I keep coming back to the fact that this impulse was so strong in so many European artists just at THAT particular generative moment in the developmental history of our human capacity for physical destruction. Atomic weaponry was still decades in the future, yet the Dadaists grasped something that subsequent generations have often not seen so clearly: the flowering of humanity's aggressive, ultimately self-immolating capacities demanded a new, no-holds-barred type of artistic response. Only if there really were a "private" life, a "civilian" existence, would it have been legitimate to go on making art-as-usual. In fact, there is no such thing. Art had to change not out of a duty to civic engagement, not out of a desire to "comment" or "protest," but because art is nothing unless it works on and out of WHAT REALLY IS. Total war, machine war, war whose normal M.O. is the savaging of"non-combatants" (was there ever truly any other kind?)--these are not regrettable ASPECTS of our world; they CONSTITUTE our world, and in doing so demand new artistic procedures, not simply new subject matter.

Where has this conviction gone? A good deal of it, obviously, has been filtered and diffused through subsequent artistic movements; from time to time it resurfaces, for instance in the Situationist International ofthe 1960's. But much of it would appear to have dissipated as we've grown habituated to incessant carnage (especially of the "living room war" variety).

Which brings me to the Middle East. "It would be so much better," X said to me, "if we could just talk honestly in this country about what we really think of Israel's behavior." X is a leftist, Black intellectual who imagines it would be disastrous to speak his mind when a liberal Jewish colleague, cautiously critical of current Israeli policy but a passionate supporter of Israel overall, mentions his loyalties. X, for his part, feels a visceral identification with the situation of dispossessed, occupied, ethnically cleansed, economically immiserated, functionally imprisoned Palestinians. "I don't even blame Jews who were in a desperate situation at the end of World War II," he says. "But it's unconscionable that Europe could get out of its historical obligations by allowing the State of Israel to be founded on the backs of Palestinians." In his heart, he feels himself a Palestinian, being shat upon in the sight of the whole indifferent world.

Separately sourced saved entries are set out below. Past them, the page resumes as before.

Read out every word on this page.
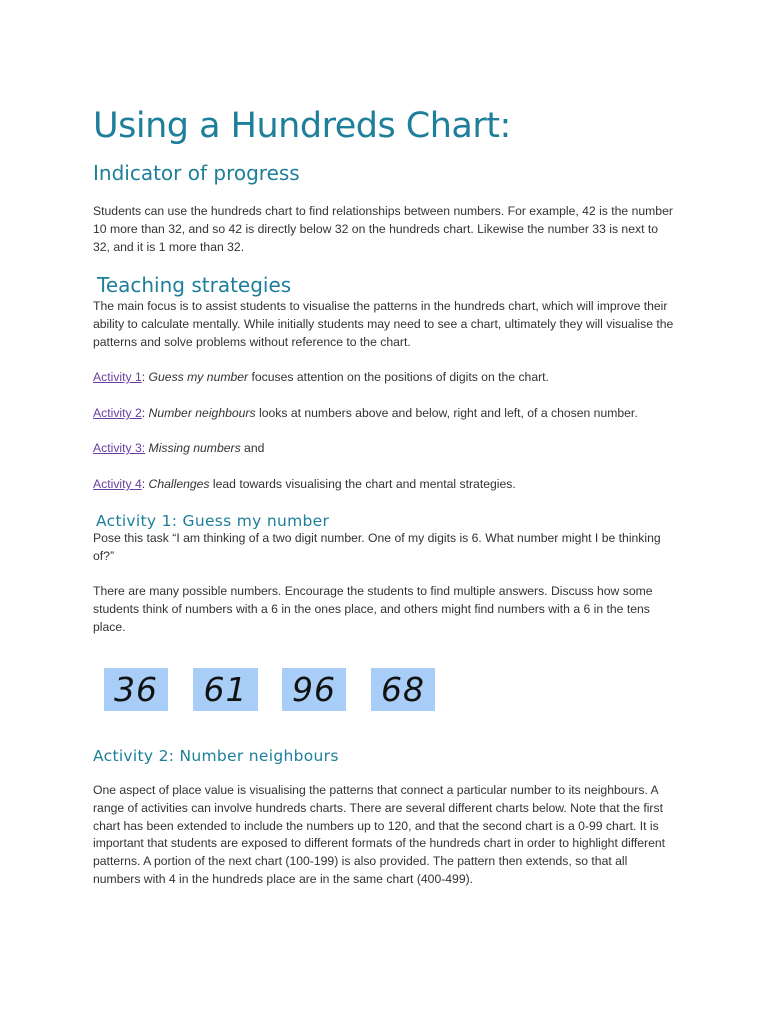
Using a Hundreds Chart:
Indicator of progress

Students can use the hundreds chart to find relationships between numbers. For example, 42 is the number 10 more than 32, and so 42 is directly below 32 on the hundreds chart. Likewise the number 33 is next to 32, and it is 1 more than 32.

Teaching strategies

The main focus is to assist students to visualise the patterns in the hundreds chart, which will improve their ability to calculate mentally. While initially students may need to see a chart, ultimately they will visualise the patterns and solve problems without reference to the chart.

Activity 1: Guess my number focuses attention on the positions of digits on the chart.

Activity 2: Number neighbours looks at numbers above and below, right and left, of a chosen number.

Activity 3: Missing numbers and

Activity 4: Challenges lead towards visualising the chart and mental strategies.

Activity 1: Guess my number

Pose this task “I am thinking of a two digit number. One of my digits is 6. What number might I be thinking of?”

There are many possible numbers. Encourage the students to find multiple answers. Discuss how some students think of numbers with a 6 in the ones place, and others might find numbers with a 6 in the tens place.

36	61	96	68
Activity 2: Number neighbours

One aspect of place value is visualising the patterns that connect a particular number to its neighbours. A range of activities can involve hundreds charts. There are several different charts below. Note that the first chart has been extended to include the numbers up to 120, and that the second chart is a 0-99 chart. It is important that students are exposed to different formats of the hundreds chart in order to highlight different patterns. A portion of the next chart (100-199) is also provided. The pattern then extends, so that all numbers with 4 in the hundreds place are in the same chart (400-499).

Yesterday I listened to Democracy Now, which featured interviews with former New York Times correspondent Chris Hedges and Lebanese political scientist As'ad Abukhalil. Hedges wanted the U.S. to do something about Israel's ongoing rampage; he lamented the unlikelihood of this given the predilections of the Bush administration. Abukhalil exploded, insisting that what's happening right now is simply a continuation of longstanding U.S. policy: the U.S. could not intervene in the situation because the U.S. is the situation. I noticed that Hedges' position appeared to be a slightly more "progressive" version of what Hillary Clinton said last week: at least the "peace process" kept the lid on. Abukhalil rightly pointed out that Americans' definitions of that lid quite comfortably encompass the ongoing killing of ordinary Arabs in both Lebanon and Palestine. We only think the situation is "exploding," "spiraling out of control," when episodes occur that appear to threaten us.

Chris Hedges sees the world from the concerned yet clearly somewhat detached position of a regional "expert," one whose consciousness has another place to stand. As'ad Abukhalil, though he teaches in California, sees things from the point of view of his family on the ground in southern Lebanon. He remarked that his 14-year-old nephew, raised by secular leftists, has become a passionate Hezbollah supporter. He reminded Amy Goodman that the word to describe Israeli troop movements into Lebanon is not "enter" but "invade." He spoke of those most directly affected now, who will, he says, want revenge in the future.

From what standpoint do you experience these events?